Yu Sun, Xinhao Li, Karan Dalal, Jiarui Xu, Arjun Vikram, Genghan Zhang, Yann Dubois, Xinlei Chen, Xiaolong Wang, Sanmi Koyejo, Tatsunori Hashimoto, Carlos Guestrin

2024-07-08

Learning to (Learn at Test Time): RNNs with Expressive Hidden States

Summary

This paper talks about a new type of recurrent neural network (RNN) that can learn and adapt while processing data, called Learning to (Learn at Test Time). It introduces a special kind of layer that allows the model to update its internal memory during testing, improving its ability to handle long sequences of information.

What's the problem?

The main problem is that traditional RNNs struggle with long sequences of data because their hidden states (the internal memory) aren't powerful enough to capture all the necessary information. While self-attention models work well for long contexts, they are complex and slow. Existing RNNs have a simpler structure but can’t effectively manage long contexts, leading to poorer performance.

What's the solution?

To solve this issue, the authors propose a new class of layers called Test-Time Training (TTT) layers. These layers allow the hidden state to act like a small machine learning model that can learn from new data even while the model is being tested. They created two versions of these layers: one uses a simple linear model (TTT-Linear) and the other uses a more complex two-layer model (TTT-MLP). The researchers tested these layers against strong models like Transformers and found that both TTT-Linear and TTT-MLP performed as well as or better than existing models, especially in handling longer sequences.

Why it matters?

This research is important because it makes RNNs more flexible and capable of adapting to new information without needing extensive retraining. By allowing models to learn during testing, it can lead to better performance in real-world applications where data can change or be unpredictable. This advancement could enhance various fields, such as natural language processing, robotics, and any area that relies on understanding sequences of information.

Abstract

Self-attention performs well in long context but has quadratic complexity. Existing RNN layers have linear complexity, but their performance in long context is limited by the expressive power of their hidden state. We propose a new class of sequence modeling layers with linear complexity and an expressive hidden state.

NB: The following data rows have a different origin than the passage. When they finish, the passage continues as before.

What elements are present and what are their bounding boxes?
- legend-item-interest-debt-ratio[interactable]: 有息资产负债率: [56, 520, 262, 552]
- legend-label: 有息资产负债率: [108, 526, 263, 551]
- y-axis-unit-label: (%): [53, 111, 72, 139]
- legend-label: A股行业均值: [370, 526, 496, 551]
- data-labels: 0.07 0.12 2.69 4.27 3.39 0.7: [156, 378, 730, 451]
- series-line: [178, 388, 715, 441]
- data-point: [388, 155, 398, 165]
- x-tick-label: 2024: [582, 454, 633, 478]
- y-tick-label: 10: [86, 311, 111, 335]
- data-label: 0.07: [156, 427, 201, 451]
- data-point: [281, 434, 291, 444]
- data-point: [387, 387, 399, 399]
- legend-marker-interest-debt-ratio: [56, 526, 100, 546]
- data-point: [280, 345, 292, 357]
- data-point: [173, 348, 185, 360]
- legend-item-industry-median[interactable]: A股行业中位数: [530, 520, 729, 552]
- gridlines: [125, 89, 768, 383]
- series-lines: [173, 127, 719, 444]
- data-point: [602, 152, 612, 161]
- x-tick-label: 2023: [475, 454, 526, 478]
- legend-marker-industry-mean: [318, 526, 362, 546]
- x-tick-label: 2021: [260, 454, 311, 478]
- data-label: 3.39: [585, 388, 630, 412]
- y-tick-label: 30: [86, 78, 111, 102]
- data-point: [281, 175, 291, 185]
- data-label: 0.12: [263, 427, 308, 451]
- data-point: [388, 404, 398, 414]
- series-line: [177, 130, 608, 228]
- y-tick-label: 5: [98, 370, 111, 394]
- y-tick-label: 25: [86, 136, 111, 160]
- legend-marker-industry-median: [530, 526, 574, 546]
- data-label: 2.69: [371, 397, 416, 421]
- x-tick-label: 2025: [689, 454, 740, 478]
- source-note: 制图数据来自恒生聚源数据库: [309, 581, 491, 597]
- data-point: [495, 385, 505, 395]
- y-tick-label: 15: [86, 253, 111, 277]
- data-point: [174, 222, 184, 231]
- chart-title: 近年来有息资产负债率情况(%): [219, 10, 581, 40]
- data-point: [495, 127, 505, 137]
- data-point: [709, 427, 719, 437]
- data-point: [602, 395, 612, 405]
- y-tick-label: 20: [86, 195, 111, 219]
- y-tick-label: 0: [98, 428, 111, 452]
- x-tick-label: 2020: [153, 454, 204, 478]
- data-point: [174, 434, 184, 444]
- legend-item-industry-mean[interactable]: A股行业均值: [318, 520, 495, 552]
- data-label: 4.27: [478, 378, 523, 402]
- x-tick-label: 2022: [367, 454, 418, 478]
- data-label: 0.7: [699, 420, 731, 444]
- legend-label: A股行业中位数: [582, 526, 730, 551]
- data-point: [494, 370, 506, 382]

The key idea is to make the hidden state a machine learning model itself, and the update rule a step of self-supervised learning. Since the hidden state is updated by training even on test sequences, our layers are called Test-Time Training (TTT) layers. We consider two instantiations: TTT-Linear and TTT-MLP, whose hidden state is a linear model and a two-layer MLP respectively. We evaluate our instantiations at the scale of 125M to 1.3B parameters, comparing with a strong Transformer and Mamba, a modern RNN. Both TTT-Linear and TTT-MLP match or exceed the baselines. Similar to Transformer, they can keep reducing perplexity by conditioning on more tokens, while Mamba cannot after 16k context. With preliminary systems optimization, TTT-Linear is already faster than Transformer at 8k context and matches Mamba in wall-clock time. TTT-MLP still faces challenges in memory I/O, but shows larger potential in long context, pointing to a promising direction for future research.